The US Federal Reserve lowered its benchmark rate at its September meeting, but is divided about whether further cuts will be needed this year. Co-Head of Global Bonds Nick Maroutsos says the stance creates uncertainty for investors and ignores structural challenges in the global economy.
As expected, the US Federal Reserve (Fed) lowered its benchmark rate on 18 September by a quarter of a percentage point (25 basis points). It was the second consecutive time the central bank cut rates, and it brings the federal funds rate to a range of 1.75% to 2.0%.
The move comes as the Federal Reserve Bank of New York had to inject liquidity into markets in the days leading up to the meeting (17 and 18 September 2019) to meet short-term funding needs at banks and keep the federal funds rate within its targeted range.
During the Fed’s press conference, Chairman Jerome Powell said the central bank lowered rates to help keep the US economy strong in light of global uncertainties, and highlighted that business investment and exports had weakened while inflation remained muted. But less than half of the 17 members of the Federal Open Market Committee (FOMC) expect another rate cut by the end of 2019.

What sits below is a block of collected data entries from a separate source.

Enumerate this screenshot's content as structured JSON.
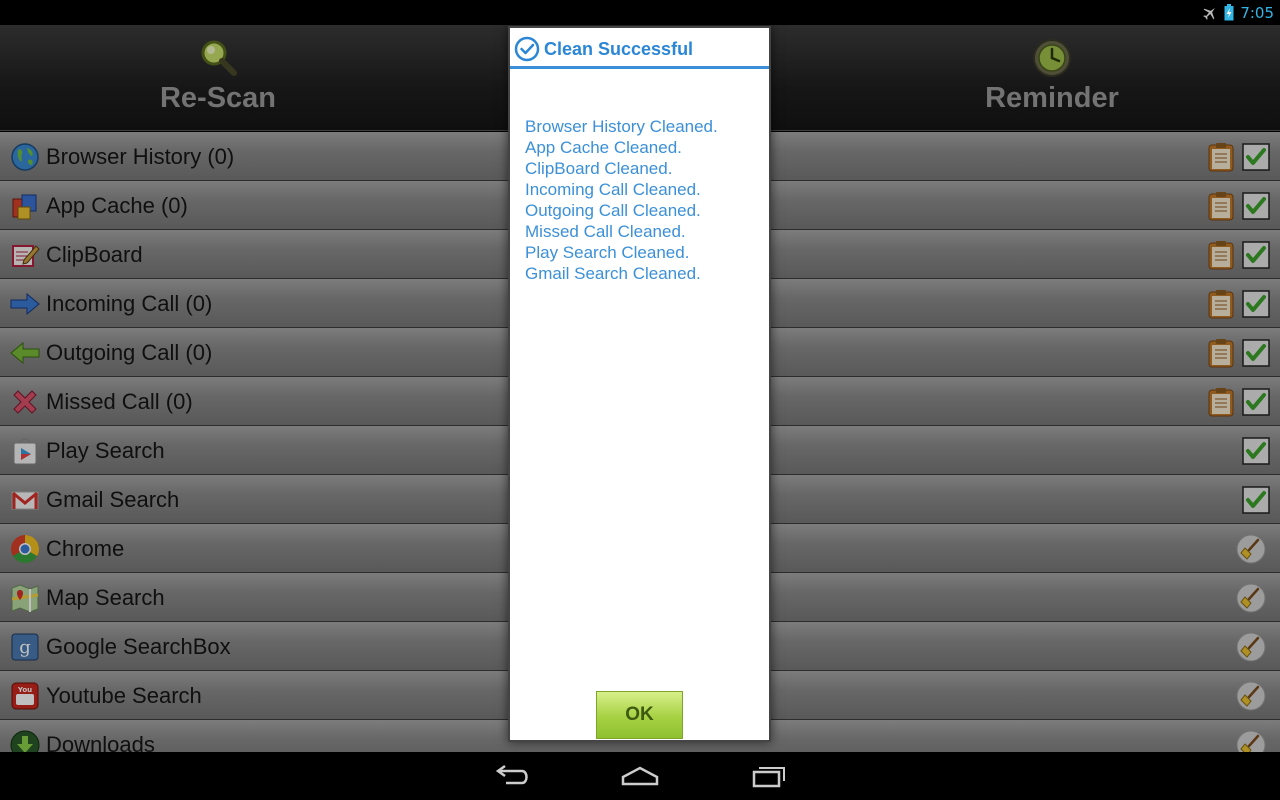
{
  "status_bar": {
    "time": "7:05",
    "icons": [
      "airplane-mode-icon",
      "battery-charging-icon"
    ]
  },
  "toolbar": {
    "rescan_label": "Re-Scan",
    "reminder_label": "Reminder"
  },
  "list": [
    {
      "label": "Browser History (0)",
      "icon": "globe-icon",
      "action": "clipboard+check"
    },
    {
      "label": "App Cache (0)",
      "icon": "app-cache-icon",
      "action": "clipboard+check"
    },
    {
      "label": "ClipBoard",
      "icon": "clipboard-edit-icon",
      "action": "clipboard+check"
    },
    {
      "label": "Incoming Call (0)",
      "icon": "incoming-arrow-icon",
      "action": "clipboard+check"
    },
    {
      "label": "Outgoing Call (0)",
      "icon": "outgoing-arrow-icon",
      "action": "clipboard+check"
    },
    {
      "label": "Missed Call (0)",
      "icon": "missed-x-icon",
      "action": "clipboard+check"
    },
    {
      "label": "Play Search",
      "icon": "play-store-icon",
      "action": "check"
    },
    {
      "label": "Gmail Search",
      "icon": "gmail-icon",
      "action": "check"
    },
    {
      "label": "Chrome",
      "icon": "chrome-icon",
      "action": "broom"
    },
    {
      "label": "Map Search",
      "icon": "maps-icon",
      "action": "broom"
    },
    {
      "label": "Google SearchBox",
      "icon": "google-search-icon",
      "action": "broom"
    },
    {
      "label": "Youtube Search",
      "icon": "youtube-icon",
      "action": "broom"
    },
    {
      "label": "Downloads",
      "icon": "download-icon",
      "action": "broom"
    }
  ],
  "dialog": {
    "title": "Clean Successful",
    "messages": [
      "Browser History Cleaned.",
      "App Cache Cleaned.",
      "ClipBoard Cleaned.",
      "Incoming Call Cleaned.",
      "Outgoing Call Cleaned.",
      "Missed Call Cleaned.",
      "Play Search Cleaned.",
      "Gmail Search Cleaned."
    ],
    "ok_label": "OK"
  },
  "colors": {
    "accent": "#2b86d6",
    "message": "#3b90d8",
    "ok_button": "#a6d143",
    "clock": "#33b5e5"
  }
}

Fed divided on economic data
Even as risks stack up in the global economy – from the looming Brexit deadline to ongoing trade tensions – Powell noted that the labour market remains strong, consumer spending has been rising and the US economy continues to expand. Given the mix of economic data, Powell said the current environment was creating a time of “difficult judgments and disparate perspectives.”
The Fed’s reluctance to provide a clear signal about its next move was initially received negatively by markets, with US equities and Treasuries selling off immediately following the central bank’s announcement.
Fed falls short of market expectations
Market participants overwhelmingly expect further easing by year end, as measured by federal funds futures. In addition, last week the European Central Bank (ECB) took aggressive steps to ease financial conditions in the eurozone. We believe the ECB effectively put the Fed on notice not to repeat the mistake of July and deliver a message that could be construed as hawkish.
But the Fed disappointed on both counts. What is more, we think that structural issues in the global economy could force the Fed’s hand. Tepid economic growth, persistently low inflation rates, excess debt levels and negative yields are all combining to weigh on long-term rates. Already, the 10-year Treasury has fallen to as low as 1.47% this month. Though rates have backed up, we believe the 10-year could drop to as low as 1.0% over the next nine months.
The Fed did lower the rate of interest it pays on reserves to try to prevent another liquidity shortage and directed the New York Fed to take action to keep short-term lending rates below the Fed’s target rate. We believe a more permanent solution is called for, including restarting the central bank’s bond buying programme, which would more effectively increase cash reserves. We live in a world where liquidity is at a premium and any scarcity of that liquidity could severely impact and elevate volatility across all asset classes, as short-term funding is the backbone to debt markets.
In our view, the Fed has left markets with an unwelcome cliffhanger. Investors, we think, should expect more volatility.